Has the Sun in the new dawn
looked upon your face, has it impinged on you
kissed your brows?
Let you replenish your soul in the depth
and warmth of the green, green around you
Let  that be an awakening of our souls
Where you and I do greet and meet.

Krishnachuda (Delonix regia, Gulmohar), noted for its fern-like leaves and flamboyant display of flowers; also  known as the Flame Tree.
Chaitra: The 12th month of the Bengali calendar 
Baisakh: The 1st month of the Bengali calendar 

[Deeya Bhattacharya's translation of the Bengali “kobir janmodin E chhonder  shobdera” by the same poet.]
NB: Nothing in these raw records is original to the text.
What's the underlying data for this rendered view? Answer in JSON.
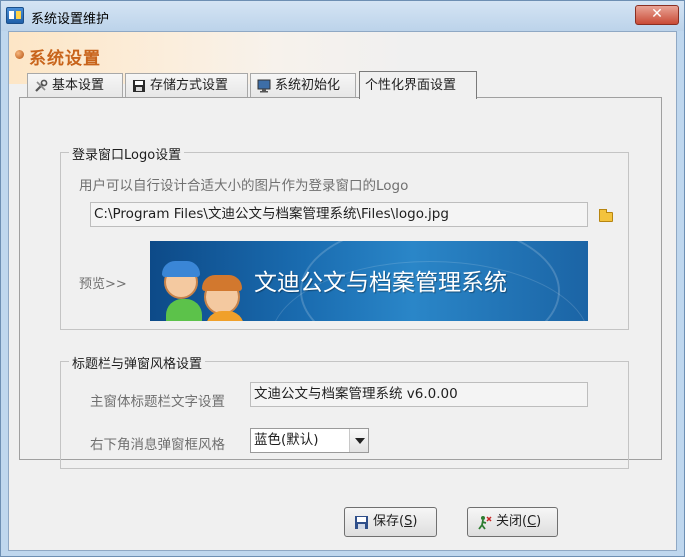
{
  "window": {
    "title": "系统设置维护",
    "close_label": "✕"
  },
  "banner": {
    "title": "系统设置"
  },
  "tabs": [
    {
      "label": "基本设置",
      "icon": "tools-icon"
    },
    {
      "label": "存储方式设置",
      "icon": "floppy-disk-icon"
    },
    {
      "label": "系统初始化",
      "icon": "monitor-icon"
    },
    {
      "label": "个性化界面设置",
      "active": true
    }
  ],
  "logo_group": {
    "title": "登录窗口Logo设置",
    "hint": "用户可以自行设计合适大小的图片作为登录窗口的Logo",
    "path_value": "C:\\Program Files\\文迪公文与档案管理系统\\Files\\logo.jpg",
    "preview_label": "预览>>",
    "preview_text": "文迪公文与档案管理系统"
  },
  "style_group": {
    "title": "标题栏与弹窗风格设置",
    "caption_label": "主窗体标题栏文字设置",
    "caption_value": "文迪公文与档案管理系统 v6.0.00",
    "popup_label": "右下角消息弹窗框风格",
    "popup_selected": "蓝色(默认)"
  },
  "buttons": {
    "save_prefix": "保存(",
    "save_key": "S",
    "save_suffix": ")",
    "close_prefix": "关闭(",
    "close_key": "C",
    "close_suffix": ")"
  },
  "colors": {
    "banner_title": "#c8641b",
    "logo_background": "#1a6cb0",
    "window_frame": "#bfd7ee"
  }
}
Image result for delonix regia painting
Under The Shade Of The Flamboyant -- Zaira Dzhaubaeva

1 comment:

  1. The Bengali poet Rabindranath Tagore was the 1st non-European to win (in 1913) to win the Nobel Prize in literature. He was born on 7 May 1861 and began writing poems at 8; at 16 he published his 1st mature poems under the pseudonym Bhānusiṃha ("Sun Lion," the name of a 17th-century poet) and co-wrote a play with his younger brother Jyotirindranath (a noted playwright, musician, and painter), and invented the Bengali-language short story genre with "Bhikharini" (The Beggar Woman); by 1877 he was writing short stories and dramas. His canon comprised hundreds of texts (autobiographies, novels, essays, short stories, travelogues, dramas) and 2,000 songs (including the national anthems of India and Bangladesh, and the Sri Lankan national anthem was inspired by his work) plus paintings and sketches, which he began doing when he was 60.
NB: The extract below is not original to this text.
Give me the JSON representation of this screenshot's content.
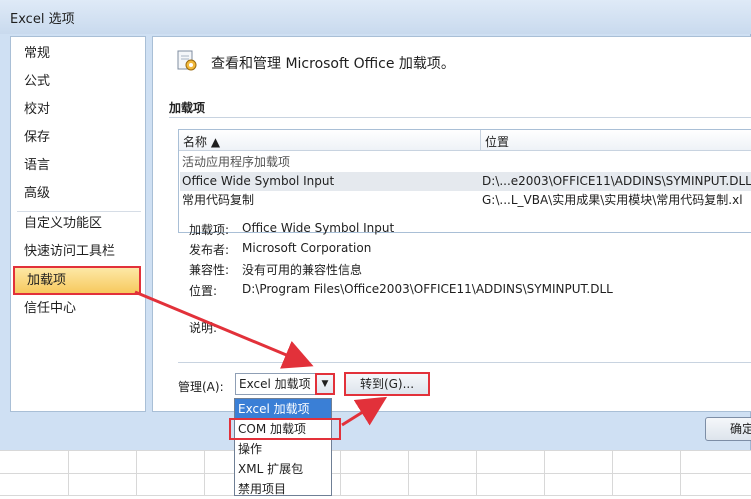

    Delonix regia is a species of flowering plant in the bean family Fabaceae, subfamily Caesalpinioideae noted for its fern-like leaves. One of many “flame trees” it is also called the royal poinciana and flamboyant. In the Indian state of Kerala it is the kaalvarippoo (“the flower of Calvary”) due to the belief among the Mar Thoma Nasrani (Christians who trace their origins to missionary activity by St. Thomas the Apostle in the 1st century) that when Jesus was crucified on Calvary his blood spilled over the flowers of a nearby member of the species.
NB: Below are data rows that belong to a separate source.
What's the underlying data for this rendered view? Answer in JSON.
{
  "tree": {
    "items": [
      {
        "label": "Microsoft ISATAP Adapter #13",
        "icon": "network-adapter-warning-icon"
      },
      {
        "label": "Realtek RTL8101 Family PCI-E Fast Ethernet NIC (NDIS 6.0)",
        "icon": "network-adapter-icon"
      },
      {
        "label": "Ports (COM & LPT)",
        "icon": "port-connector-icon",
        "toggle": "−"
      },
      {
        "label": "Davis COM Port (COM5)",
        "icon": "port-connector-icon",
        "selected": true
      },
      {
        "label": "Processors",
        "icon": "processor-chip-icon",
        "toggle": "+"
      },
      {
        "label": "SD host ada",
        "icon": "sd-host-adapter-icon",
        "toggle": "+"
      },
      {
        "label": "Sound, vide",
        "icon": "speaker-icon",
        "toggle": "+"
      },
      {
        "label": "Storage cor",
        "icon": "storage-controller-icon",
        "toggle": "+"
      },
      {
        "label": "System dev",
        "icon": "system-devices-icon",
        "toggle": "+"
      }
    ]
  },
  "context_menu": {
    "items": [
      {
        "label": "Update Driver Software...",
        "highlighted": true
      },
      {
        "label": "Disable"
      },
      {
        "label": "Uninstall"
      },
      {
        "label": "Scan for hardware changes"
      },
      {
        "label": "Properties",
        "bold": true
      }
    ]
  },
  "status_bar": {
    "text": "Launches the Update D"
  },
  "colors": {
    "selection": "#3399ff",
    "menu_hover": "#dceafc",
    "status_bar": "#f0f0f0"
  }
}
    The Banggabda is the Bengal solar calendar that perhaps dates to the 7th century, when Shashanka founded the Gauda kingdom, the 1st separate political entity in Bengal, after expelling the Gupta governors. A Hindu, he reputedly had the bodhi tree under which Siddartha Gautama achieved enlightenment as the Buddha. The calemdar may also have been developed by sultan Alauddin Husain Shah, the founder of the Hussain Shahi dynasty in the 15th century, to facilitate tax collection, and was modified by Mughal emperor Abu'l-Fath Jalal-ud-din Muhammad Akbar and again by his grandson Shah Jahan. A new revised version was adopted in 1987 and its month names are based the astronomical text “Surya Siddhanta.”